I suppose that's fair. Trivial literature review shows that there's nothing remotely resembling a discrete "SIDS gene", and that while there probably are genomic variations that can pose a subtle elevation of risk, that risk can't be evaluated outside the context of a given infant's environment and its effect on the likelihood of any such risk to materialize into SIDS proper. That genomic risk is so subtle that it can't even be quantified in the case of an individual infant; it's only discernible via broad whole-genome studies, and even their comprehensiveness and interpretation remains an open question [1].
So, in short, the framing of your prior comment, in which it can be cultural or it can be genetic, fails to capture the current best understanding - which is that it very probably is both cultural and genetic, and very probably as much or more the former than the latter.
The snark probably isn't all that justified, I grant. But I don't like the attitude of genetic essentialism toward which your prior formulation gestures. That kind of thinking is fully a century out of date at this point, and the extent of harm it's done in the world during and since its heyday strikes me as ample reason to regard it with suspicious distaste. In another context I doubt I would give it such a curt and pithy response, but I think a higher than usual epistemological standard is fair here, and the research I've just summarized for you is literally a single Google search away.

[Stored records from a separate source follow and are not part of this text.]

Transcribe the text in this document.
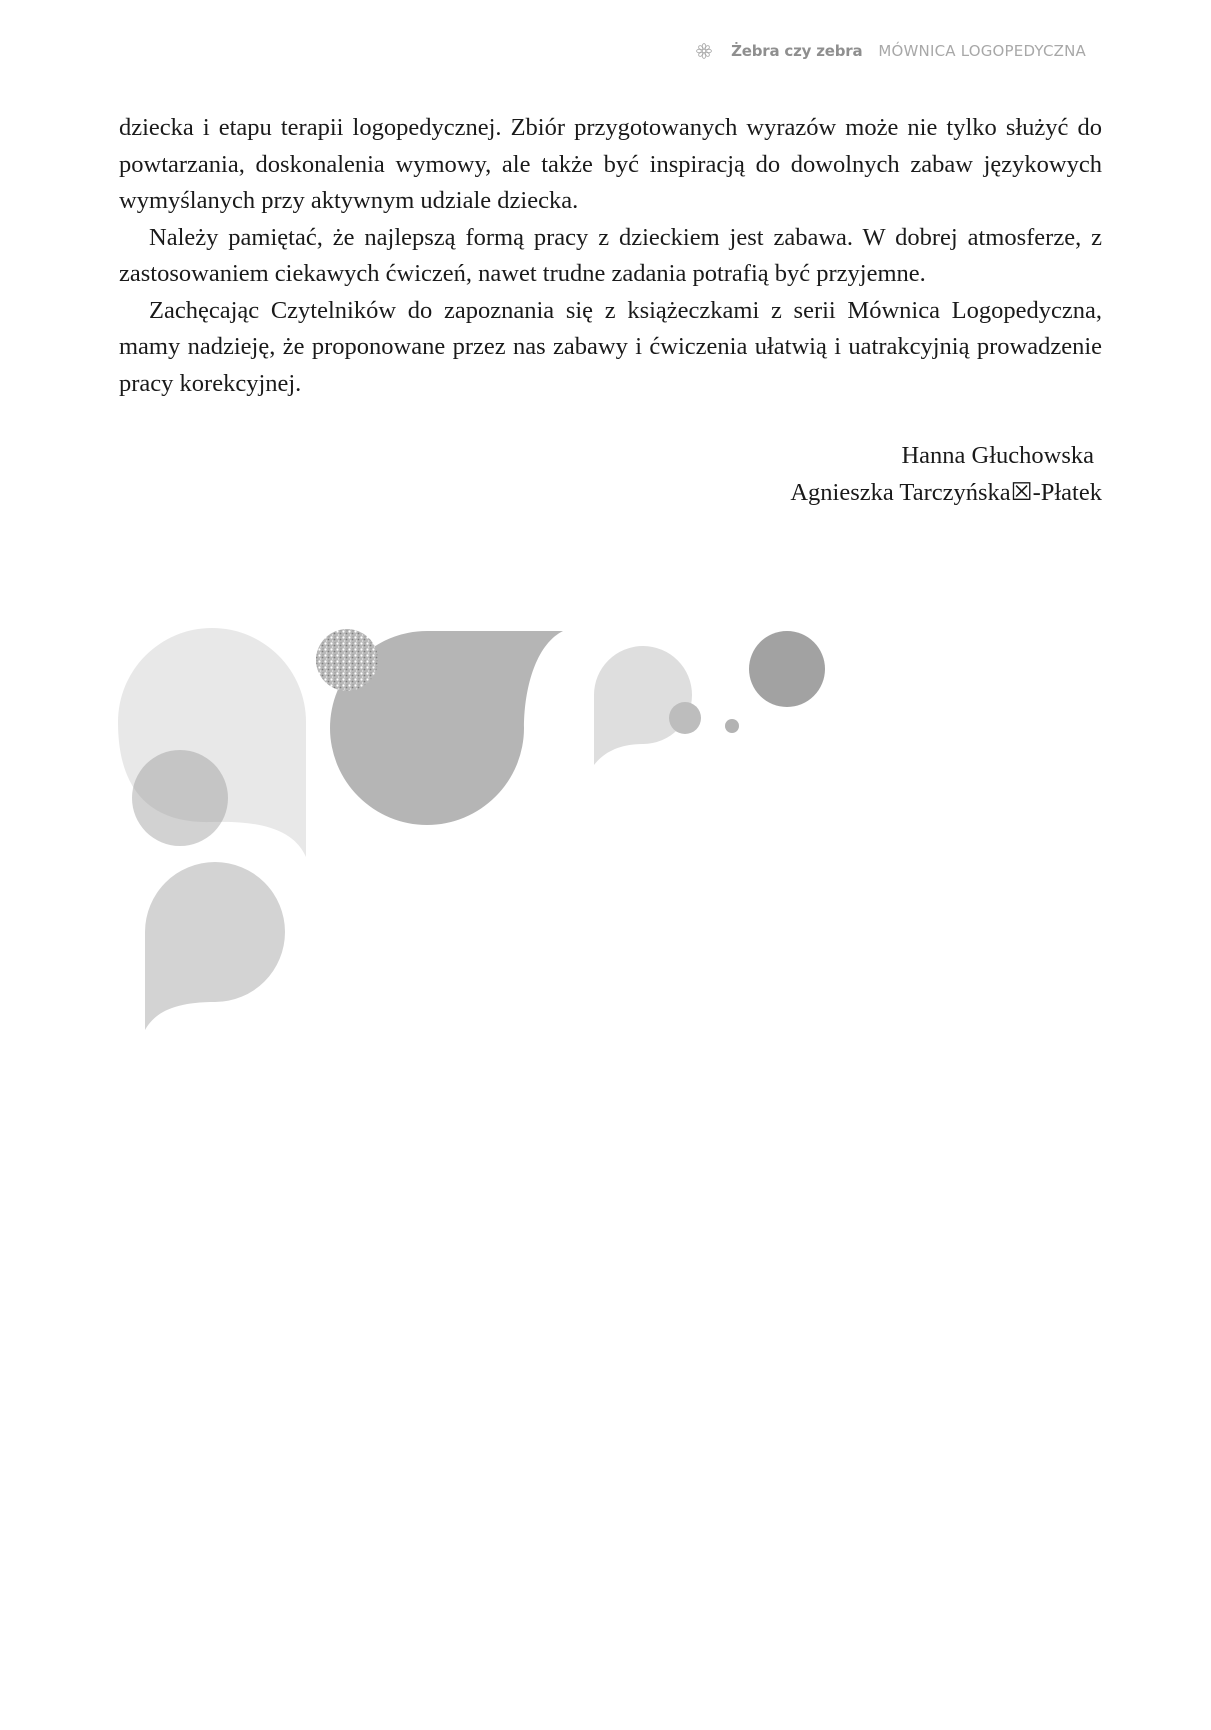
Żebra czy zebra MÓWNICA LOGOPEDYCZNA

dziecka i etapu terapii logopedycznej. Zbiór przygotowanych wyrazów może nie tylko służyć do powtarzania, doskonalenia wymowy, ale także być inspiracją do dowolnych zabaw językowych wymyślanych przy aktywnym udziale dziecka.

Należy pamiętać, że najlepszą formą pracy z dzieckiem jest zabawa. W dobrej atmosferze, z zastosowaniem ciekawych ćwiczeń, nawet trudne zadania potrafią być przyjemne.

Zachęcając Czytelników do zapoznania się z książeczkami z serii Mównica Logopedyczna, mamy nadzieję, że proponowane przez nas zabawy i ćwiczenia ułatwią i uatrakcyjnią prowadzenie pracy korekcyjnej.

Hanna Głuchowska
Agnieszka Tarczyńska☒-Płatek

On the other hand, to construct that Google search requires that one know the term "GWAS" and what it means, so perhaps I've treated you a bit more harshly than you deserved. Still only a bit, though, I think; the kind of genetic essentialism I decry might have seemed reasonable a century ago, but these days it's sloppy thinking at best.
Worse, that same imputation of clear and discrete gene-level variation in complex, often behavioral, traits, across whole human populations, without any reproductive isolation to make such an idea even barely plausible even in a case where we're talking about traits that might potentially be primarily gene-linked - we call that "eugenics", a pseudoscience whose utter epistemological baselessness and staggering moral hazard are at this point I think clearly enough understood as to require no enumeration for anyone with even a rudimentary sense of history - at least I hope they are! If I'm wrong about that, we're all in for a deal of horror.
In any case, I suppose I've committed the error of expecting someone to know more than perhaps was reasonable, so I'll apologize for that. What you said deserved a critical response, rather than the glib one I initially gave it. I hope I've improved somewhat on that initial response here.